Everybody expected Navalny to be the laureate. Navalnyists themselves had been preparing for this, the authorities had also been preparing for saying once again that the West was full of rascals. I think in this story the decision of the Nobel Committee is European. The projects like Navalny are pro-American, in fact. America quite openly backs Navalny up. While Europe is colder except for Merkel who visited him at hospital. Off the top of my hat, I cannot remember the approval of his activity. ‘It is good that somebody is fighting corruption in Russia, but we don’t meddle there.’ So I think it is an informed position of Europe. ‘Now we will give Navalny the award, we will have problems with Russia again. Do we need it? Our gas prices are growing. We have other things to care about. Such an European pragmatic approach.”

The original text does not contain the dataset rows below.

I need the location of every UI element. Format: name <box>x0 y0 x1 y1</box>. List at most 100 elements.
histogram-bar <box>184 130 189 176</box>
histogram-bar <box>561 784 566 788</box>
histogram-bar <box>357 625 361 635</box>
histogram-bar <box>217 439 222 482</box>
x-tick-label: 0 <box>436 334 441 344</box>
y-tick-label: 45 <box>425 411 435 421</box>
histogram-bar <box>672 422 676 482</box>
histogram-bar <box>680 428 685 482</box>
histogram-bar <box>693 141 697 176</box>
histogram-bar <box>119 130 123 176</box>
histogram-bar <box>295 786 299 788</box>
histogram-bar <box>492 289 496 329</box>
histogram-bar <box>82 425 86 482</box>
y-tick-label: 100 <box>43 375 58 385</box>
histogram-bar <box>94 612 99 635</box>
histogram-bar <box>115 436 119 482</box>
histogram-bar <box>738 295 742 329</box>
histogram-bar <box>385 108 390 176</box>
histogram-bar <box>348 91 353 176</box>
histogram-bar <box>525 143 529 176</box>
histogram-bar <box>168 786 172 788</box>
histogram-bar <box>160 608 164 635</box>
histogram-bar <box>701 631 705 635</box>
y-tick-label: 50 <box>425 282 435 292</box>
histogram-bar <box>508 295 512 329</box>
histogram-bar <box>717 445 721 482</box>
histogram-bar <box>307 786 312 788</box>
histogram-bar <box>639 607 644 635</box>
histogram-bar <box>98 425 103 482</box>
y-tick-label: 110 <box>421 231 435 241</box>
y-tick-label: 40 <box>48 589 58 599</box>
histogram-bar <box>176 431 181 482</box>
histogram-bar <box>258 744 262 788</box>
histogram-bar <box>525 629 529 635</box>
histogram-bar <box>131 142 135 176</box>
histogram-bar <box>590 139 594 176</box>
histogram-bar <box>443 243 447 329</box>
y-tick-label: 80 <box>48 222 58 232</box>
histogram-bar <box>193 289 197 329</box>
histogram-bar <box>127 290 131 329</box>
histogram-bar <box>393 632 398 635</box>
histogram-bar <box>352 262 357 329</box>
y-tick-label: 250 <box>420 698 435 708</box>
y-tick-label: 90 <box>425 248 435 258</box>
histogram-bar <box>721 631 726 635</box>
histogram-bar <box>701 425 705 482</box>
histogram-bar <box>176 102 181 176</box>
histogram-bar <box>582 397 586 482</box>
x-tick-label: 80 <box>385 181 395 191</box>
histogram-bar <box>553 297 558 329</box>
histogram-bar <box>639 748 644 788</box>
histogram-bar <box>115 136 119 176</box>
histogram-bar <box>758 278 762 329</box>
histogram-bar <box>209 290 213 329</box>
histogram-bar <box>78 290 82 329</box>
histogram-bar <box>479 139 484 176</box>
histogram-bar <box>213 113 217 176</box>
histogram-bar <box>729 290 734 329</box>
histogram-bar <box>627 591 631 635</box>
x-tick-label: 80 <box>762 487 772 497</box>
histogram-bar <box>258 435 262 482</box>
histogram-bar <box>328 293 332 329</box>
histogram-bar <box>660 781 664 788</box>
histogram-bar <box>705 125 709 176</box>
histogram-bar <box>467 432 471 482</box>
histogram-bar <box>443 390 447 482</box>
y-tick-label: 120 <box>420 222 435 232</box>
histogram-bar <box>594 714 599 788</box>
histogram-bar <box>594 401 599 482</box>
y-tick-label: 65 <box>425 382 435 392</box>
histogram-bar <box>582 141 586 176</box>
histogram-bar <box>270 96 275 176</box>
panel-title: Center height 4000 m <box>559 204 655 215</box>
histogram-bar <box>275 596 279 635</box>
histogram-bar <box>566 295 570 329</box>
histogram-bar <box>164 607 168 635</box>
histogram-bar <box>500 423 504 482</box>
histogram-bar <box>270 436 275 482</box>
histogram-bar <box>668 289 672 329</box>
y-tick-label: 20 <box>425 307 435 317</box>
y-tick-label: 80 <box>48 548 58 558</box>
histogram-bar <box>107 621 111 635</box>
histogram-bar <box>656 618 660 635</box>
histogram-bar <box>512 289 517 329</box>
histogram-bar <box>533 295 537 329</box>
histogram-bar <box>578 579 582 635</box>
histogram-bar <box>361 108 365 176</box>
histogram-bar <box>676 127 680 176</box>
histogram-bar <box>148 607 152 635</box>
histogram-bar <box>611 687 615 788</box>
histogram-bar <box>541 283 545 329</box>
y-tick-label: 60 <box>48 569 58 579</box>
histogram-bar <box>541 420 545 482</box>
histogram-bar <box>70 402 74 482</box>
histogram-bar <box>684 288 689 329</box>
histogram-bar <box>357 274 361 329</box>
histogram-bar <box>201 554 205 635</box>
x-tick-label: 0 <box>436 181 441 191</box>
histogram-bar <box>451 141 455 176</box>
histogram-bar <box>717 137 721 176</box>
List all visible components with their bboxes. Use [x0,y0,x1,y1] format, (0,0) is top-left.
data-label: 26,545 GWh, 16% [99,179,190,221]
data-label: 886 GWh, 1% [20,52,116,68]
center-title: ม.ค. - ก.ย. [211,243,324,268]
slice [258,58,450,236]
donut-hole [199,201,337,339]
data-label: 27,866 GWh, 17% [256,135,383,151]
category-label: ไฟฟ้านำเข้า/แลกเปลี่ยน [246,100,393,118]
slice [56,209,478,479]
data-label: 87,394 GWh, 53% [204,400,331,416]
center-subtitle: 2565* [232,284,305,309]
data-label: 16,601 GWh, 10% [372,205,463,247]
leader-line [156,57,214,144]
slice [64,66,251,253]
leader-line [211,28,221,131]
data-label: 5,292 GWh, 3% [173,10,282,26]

Speaking about the opposition nature of Muratov and Novaya Gazeta, only a systemic newspaper can normally survive after such a long period of time. I have seen opinions that NG is in the style of Gorbachyov, Navalny’s precursor. In fact, he isn’t. It is a special genre of real investigations that are impossible without contacts with special services. Somebody has to leak data for them, home in on sources. And people really risk their lives, somebody has been killed, somebody has faced threats. And this wasn’t a political order. Novaya Gazeta has an absolutely different approach compared to Navalny: it shows truly flagrant cases that must be investigated, including the current system’s reaction. Strictly speaking, if people are tortured in cells, the administration of the Federal Penitentiary Service of Russia must be aware of this. This is why I would not say that Muratov and his editorial board are the opposition. And this is indeed investigative journalism. Everybody is interested in it. Even though the authorities don’t like being mentioned in these investigations, they should be paid tribute, they tolerate, and a few functionaries start threatening and opposing. The rest considers these reports as a signal.
In other words, nothing extraordinary has happened from a perspective of the relationships between the Russian authorities and journalism. Now many are starting to assume that now they will be slandered, recognised as foreign agents. But I think it will be the other way round — perhaps, the pressure that is now put on the press in Russia will start weakening. I think Novaya Gazeta also expresses the interests of a certain group of elites who want to see Russia a civilised country with investigative journalism, not North Korea that shut down and glorifies the chief in unison.”